La condanna a 13 anni e due mesi inflitta dal Tribunale di Locri a Mimmo Lucano divide l’Italia. A far discutere, ad esempio, il fatto che il giudice ha raddoppiato la pena rispetto alle richieste del pm. Ma sono 19 i capi di imputazione per i quali l’ex sindaco di Riace è stato ritenuto colpevole nel processo “Xenia”, che si è concluso in primo grado. Il presidente del Tribunale, Fulvio Accurso, dopo tre giorni di camera di consiglio, lo ha condannato per tutti quei reati che riguardano la gestione del denaro pubblico. Mimmo Lucano è stato invece assolto dall’accusa di concussione, tre truffe aggravate, un peculato e due falsi. In particolare, è stato ritenuto innocente per la vicenda dei cosiddetti matrimoni “di comodo” e non ha commesso il reato di aver favorito l’immigrazione clandestina.
Dunque, perché Mimmo Lucano è stato condannato? Per i giudici dietro quel “modello di Riace” c’era un’associazione a delinquere di cui Mimmo Lucano sarebbe stato il promotore.
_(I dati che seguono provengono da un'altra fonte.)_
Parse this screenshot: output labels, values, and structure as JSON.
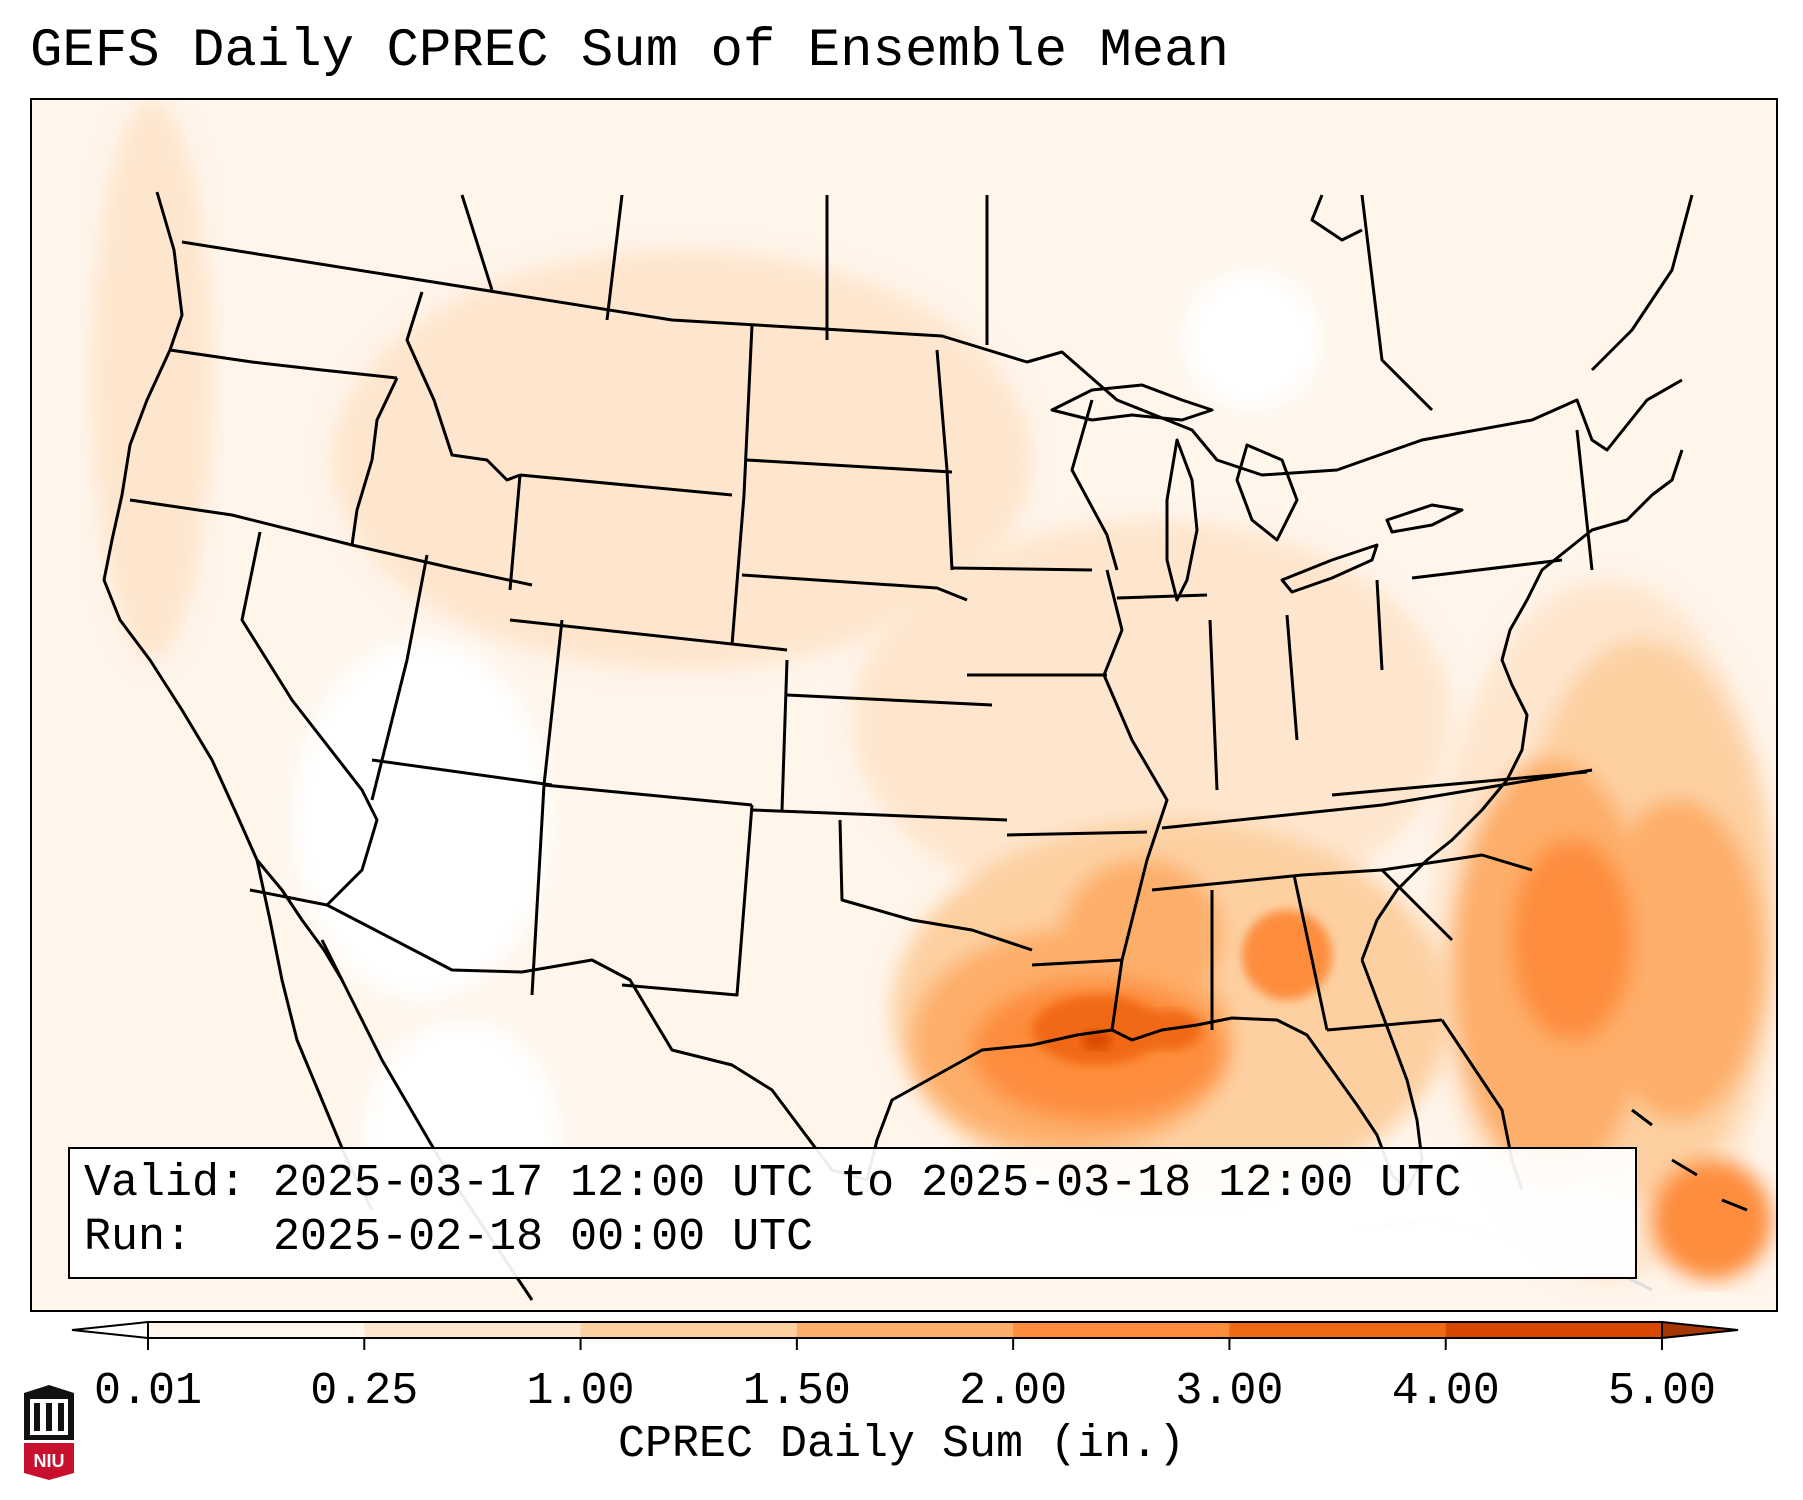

Dalle indagini condotte dalla Guardia di Finanza è emerso che questo sodalizio, di cui lui era il “dominus”, aveva l’obiettivo di «un numero indeterminato di delitti contro la pubblica amministrazione, la fede pubblica e il patrimonio».
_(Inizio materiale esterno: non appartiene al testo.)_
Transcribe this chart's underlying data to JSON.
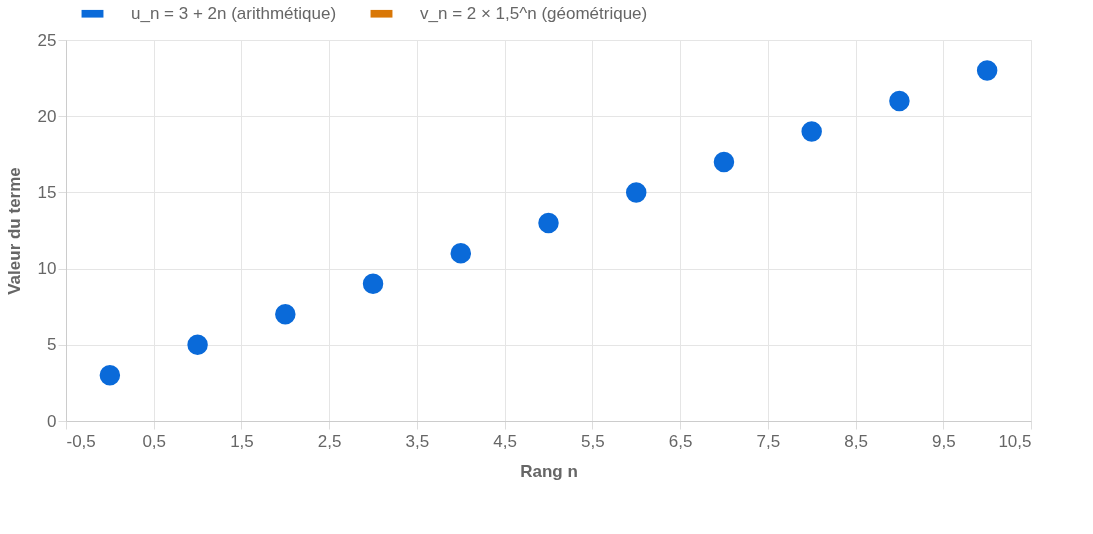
{
  "chart_data": {
    "type": "scatter",
    "xlabel": "Rang n",
    "ylabel": "Valeur du terme",
    "x": [
      0,
      1,
      2,
      3,
      4,
      5,
      6,
      7,
      8,
      9,
      10
    ],
    "series": [
      {
        "name": "u_n = 3 + 2n (arithmétique)",
        "color": "#0a6ad9",
        "values": [
          3,
          5,
          7,
          9,
          11,
          13,
          15,
          17,
          19,
          21,
          23
        ]
      },
      {
        "name": "v_n = 2 × 1,5^n (géométrique)",
        "color": "#d97706",
        "values": [
          null,
          null,
          null,
          null,
          null,
          null,
          null,
          null,
          null,
          null,
          null
        ]
      }
    ],
    "xlim": [
      -0.5,
      10.5
    ],
    "xticks": [
      {
        "value": -0.5,
        "label": "-0,5"
      },
      {
        "value": 0.5,
        "label": "0,5"
      },
      {
        "value": 1.5,
        "label": "1,5"
      },
      {
        "value": 2.5,
        "label": "2,5"
      },
      {
        "value": 3.5,
        "label": "3,5"
      },
      {
        "value": 4.5,
        "label": "4,5"
      },
      {
        "value": 5.5,
        "label": "5,5"
      },
      {
        "value": 6.5,
        "label": "6,5"
      },
      {
        "value": 7.5,
        "label": "7,5"
      },
      {
        "value": 8.5,
        "label": "8,5"
      },
      {
        "value": 9.5,
        "label": "9,5"
      },
      {
        "value": 10.5,
        "label": "10,5"
      }
    ],
    "ylim": [
      0,
      25
    ],
    "yticks": [
      0,
      5,
      10,
      15,
      20,
      25
    ],
    "grid": true,
    "legend": "top",
    "marker": "circle"
  }
}
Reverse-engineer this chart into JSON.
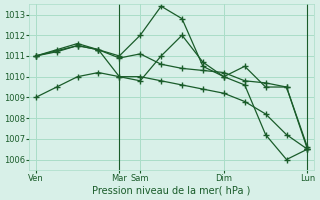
{
  "background_color": "#d8f0e8",
  "grid_color": "#aaddc8",
  "line_color": "#1a5c2a",
  "title": "Pression niveau de la mer( hPa )",
  "ylim": [
    1005.5,
    1013.5
  ],
  "yticks": [
    1006,
    1007,
    1008,
    1009,
    1010,
    1011,
    1012,
    1013
  ],
  "series": [
    {
      "x": [
        0,
        1,
        2,
        3,
        4,
        5,
        6,
        7,
        8,
        9,
        10,
        11,
        12,
        13
      ],
      "y": [
        1011.0,
        1011.2,
        1011.5,
        1011.3,
        1011.0,
        1012.0,
        1013.4,
        1012.8,
        1010.5,
        1010.0,
        1010.5,
        1009.5,
        1009.5,
        1006.5
      ]
    },
    {
      "x": [
        0,
        1,
        2,
        3,
        4,
        5,
        6,
        7,
        8,
        9,
        10,
        11,
        12,
        13
      ],
      "y": [
        1011.0,
        1011.3,
        1011.6,
        1011.3,
        1010.9,
        1011.1,
        1010.6,
        1010.4,
        1010.3,
        1010.2,
        1009.8,
        1009.7,
        1009.5,
        1006.6
      ]
    },
    {
      "x": [
        0,
        1,
        2,
        3,
        4,
        5,
        6,
        7,
        8,
        9,
        10,
        11,
        12,
        13
      ],
      "y": [
        1009.0,
        1009.5,
        1010.0,
        1010.2,
        1010.0,
        1010.0,
        1009.8,
        1009.6,
        1009.4,
        1009.2,
        1008.8,
        1008.2,
        1007.2,
        1006.5
      ]
    },
    {
      "x": [
        0,
        2,
        3,
        4,
        5,
        6,
        7,
        8,
        9,
        10,
        11,
        12,
        13
      ],
      "y": [
        1011.0,
        1011.5,
        1011.3,
        1010.0,
        1009.8,
        1011.0,
        1012.0,
        1010.7,
        1010.0,
        1009.6,
        1007.2,
        1006.0,
        1006.5
      ]
    }
  ],
  "vlines": [
    4,
    13
  ],
  "xtick_positions": [
    0,
    4,
    5,
    9,
    13
  ],
  "xtick_labels": [
    "Ven",
    "Mar",
    "Sam",
    "Dim",
    "Lun"
  ]
}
MIMMO LUCANO: ANCHE TRUFFE E PECULATO
Si parla di «indebite rendicontazioni al Servizio centrale dello Sprar e alla Prefettura» attraverso le quali Mimmo Lucano «in qualità di pubblico ufficiale», e in concorso con i presidenti degli enti che gestivano i progetti Sprar e Cas, avrebbe procurato «un ingiusto vantaggio patrimoniale pari a 2 milioni e 300 mila euro» alle associazioni che si occupavano dell’assistenza ai migranti. Da qui l’accusa di abuso d’ufficio che poi è stata riqualificata in truffa aggravata, reato che per i giudici l’ex sindaco di Riace avrebbe commesso nove volte dal 2014 al 2016. Ad esempio, quando avrebbe rendicontato le derrate alimentari destinate ai minori stranieri non accompagnati, usate invece «per fini privati», ma anche quando doveva certificare le schede carburante dell’associazione “Città futura” e le prestazioni di “Welcome”. Ma è stato condannato anche per peculato: avrebbe speso 251mila euro per acquistare arredi e ristrutturare tre case e un frantoio con soldi pubblici che erano destinati invece all’accoglienza dei rifugiati.
“SOLDI DISTRATTI IN MODO SISTEMATICO”
Le motivazioni della sentenza di condanna di Mimmo Lucano saranno disponibili entro 90 giorni ma, come riporta il Fatto Quotidiano, per il Tribunale di Locri quei soldi sarebbero stati distratti «in modo sistematico». Come i 531mila euro prelevati in contanti, senza alcuna giustificazione, dai conti correnti delle associazioni. Quei soldi sarebbero stati usati anche per un viaggio in Argentina e per finanziare i centri estivi a Riace. Inoltre, è stato condannato per una falsa certificazione rilasciata alla Siae, ma non è neppure l’unico falso. Ce n’è un altro, relativo al rilascio di una carta di identità ad un migrante, e uno sulla certificazione dei controlli relativi ai rendiconti di spesa delle associazioni. Nella condanna – spiega il Fatto Quotidiano – rientrano anche due abusi d’ufficio: non faceva riscuotere all’ufficio anagrafe i diritti per il rilascio delle carte di identità e aveva affidato la raccolta dei rifiuti a due cooperative che usavano gli asinelli ma che non erano iscritte all’albo regionale.